2. Perubahan warna buah, diamati pada saat buah muda hingga buah matang.
3. Kedudukan bunga: pendant, intermediate, dan erect.

Gambar 3 Kedudukan bunga. 3)pendant, 5)intermediate, 7)erect
4. Bobot buah (g) ditimbang bobot 10 buah cabai matang yang diambil dari
panen kedua.
5. Panjang buah (cm) diukur dari pangkal sampai ujung buah pada 10 buah
yang sama dengan pengamatan bobot buah.
6. Diameter buah (mm) diukur pada tiga bagian buah yaitu: pangkal, tengah,
dan ujung pada 10 buah yang sama dengan pengamatan bobot buah.
7. Bentuk pangkal buah: acute, obtuse, truncate, cordate, lobate yang diamati
pada saat panen kedua

Gambar 4 Bentuk pangkal buah. 1)acute, 2)obtuse, 3)truncate, 4)cordate,
5)lobate
8. Penampang melintang buah: pointed, blunt, sunken, sunken & pointed,
lainnya yang diamati pada saat panen kedua.

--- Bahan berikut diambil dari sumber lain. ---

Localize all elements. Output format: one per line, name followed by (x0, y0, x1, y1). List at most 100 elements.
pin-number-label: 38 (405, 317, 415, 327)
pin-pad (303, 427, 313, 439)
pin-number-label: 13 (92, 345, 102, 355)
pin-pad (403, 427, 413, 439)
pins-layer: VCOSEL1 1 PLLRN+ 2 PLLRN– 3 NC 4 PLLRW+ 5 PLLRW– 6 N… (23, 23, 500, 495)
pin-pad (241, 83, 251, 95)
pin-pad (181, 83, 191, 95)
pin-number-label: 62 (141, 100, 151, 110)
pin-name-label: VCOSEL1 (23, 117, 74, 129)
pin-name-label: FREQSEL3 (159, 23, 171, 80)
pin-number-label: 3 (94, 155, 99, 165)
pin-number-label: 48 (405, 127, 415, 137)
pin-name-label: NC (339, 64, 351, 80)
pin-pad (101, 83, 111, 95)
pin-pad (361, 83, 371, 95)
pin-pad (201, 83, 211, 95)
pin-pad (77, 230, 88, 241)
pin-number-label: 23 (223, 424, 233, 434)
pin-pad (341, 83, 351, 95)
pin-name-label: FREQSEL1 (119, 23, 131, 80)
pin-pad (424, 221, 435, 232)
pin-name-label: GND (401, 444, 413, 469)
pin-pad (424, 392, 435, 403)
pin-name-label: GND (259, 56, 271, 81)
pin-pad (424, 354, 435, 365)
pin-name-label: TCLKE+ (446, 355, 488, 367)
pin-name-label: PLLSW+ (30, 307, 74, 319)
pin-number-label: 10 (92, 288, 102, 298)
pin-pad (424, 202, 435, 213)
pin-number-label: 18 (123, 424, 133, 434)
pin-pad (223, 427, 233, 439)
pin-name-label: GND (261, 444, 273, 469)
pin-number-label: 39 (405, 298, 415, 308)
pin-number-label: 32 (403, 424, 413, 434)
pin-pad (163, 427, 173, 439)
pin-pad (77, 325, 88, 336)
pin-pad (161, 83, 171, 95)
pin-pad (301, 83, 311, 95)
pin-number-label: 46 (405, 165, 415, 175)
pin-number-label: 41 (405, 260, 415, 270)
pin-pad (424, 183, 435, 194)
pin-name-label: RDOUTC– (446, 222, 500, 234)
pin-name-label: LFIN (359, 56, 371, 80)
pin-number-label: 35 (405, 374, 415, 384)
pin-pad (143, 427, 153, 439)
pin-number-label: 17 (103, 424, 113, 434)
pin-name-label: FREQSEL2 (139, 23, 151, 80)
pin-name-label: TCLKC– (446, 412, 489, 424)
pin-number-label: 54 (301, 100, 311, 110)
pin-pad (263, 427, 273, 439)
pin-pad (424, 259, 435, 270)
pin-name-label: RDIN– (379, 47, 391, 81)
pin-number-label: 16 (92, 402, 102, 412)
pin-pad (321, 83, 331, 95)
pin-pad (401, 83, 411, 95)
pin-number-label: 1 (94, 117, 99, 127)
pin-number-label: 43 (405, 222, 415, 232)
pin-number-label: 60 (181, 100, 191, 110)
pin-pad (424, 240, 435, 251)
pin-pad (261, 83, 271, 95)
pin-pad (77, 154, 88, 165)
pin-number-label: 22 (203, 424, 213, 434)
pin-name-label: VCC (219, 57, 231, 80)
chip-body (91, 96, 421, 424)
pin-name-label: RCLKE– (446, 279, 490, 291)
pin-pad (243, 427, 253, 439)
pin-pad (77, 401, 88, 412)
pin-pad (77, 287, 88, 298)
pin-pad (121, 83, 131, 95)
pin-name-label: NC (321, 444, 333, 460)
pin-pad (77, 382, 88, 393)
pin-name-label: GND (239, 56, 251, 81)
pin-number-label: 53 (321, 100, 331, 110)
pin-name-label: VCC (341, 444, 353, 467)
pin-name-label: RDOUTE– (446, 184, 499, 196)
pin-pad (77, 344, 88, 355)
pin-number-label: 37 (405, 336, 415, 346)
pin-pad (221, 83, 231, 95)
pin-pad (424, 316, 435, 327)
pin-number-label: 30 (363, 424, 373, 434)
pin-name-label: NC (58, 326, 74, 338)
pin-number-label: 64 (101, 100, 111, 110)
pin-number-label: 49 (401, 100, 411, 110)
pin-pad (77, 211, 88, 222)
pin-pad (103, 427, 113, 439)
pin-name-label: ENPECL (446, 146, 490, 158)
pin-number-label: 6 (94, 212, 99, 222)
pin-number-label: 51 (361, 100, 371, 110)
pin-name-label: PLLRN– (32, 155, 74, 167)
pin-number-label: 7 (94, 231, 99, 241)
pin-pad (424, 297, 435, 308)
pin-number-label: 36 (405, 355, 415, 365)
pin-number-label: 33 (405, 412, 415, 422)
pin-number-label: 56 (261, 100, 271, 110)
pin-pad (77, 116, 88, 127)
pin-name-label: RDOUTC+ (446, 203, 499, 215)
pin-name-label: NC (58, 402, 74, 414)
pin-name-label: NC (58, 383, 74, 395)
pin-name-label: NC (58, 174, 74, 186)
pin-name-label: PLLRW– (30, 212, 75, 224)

Gambar 5 Bentuk penampang melintang buah. 3)corrugated,
5)intermediate, 7)slightly corrugated

10
9. Bentuk buah-blossom end:

Gambar 6 Bentuk buah-blossom end. 1)pointed, 2)blunt, 3)sunken, 4)
sunken and pointed
10. Bentuk buah: elongate, almost round, triangular, campanulate, blocky,
lainnya yang diamati pada saat panen kedua.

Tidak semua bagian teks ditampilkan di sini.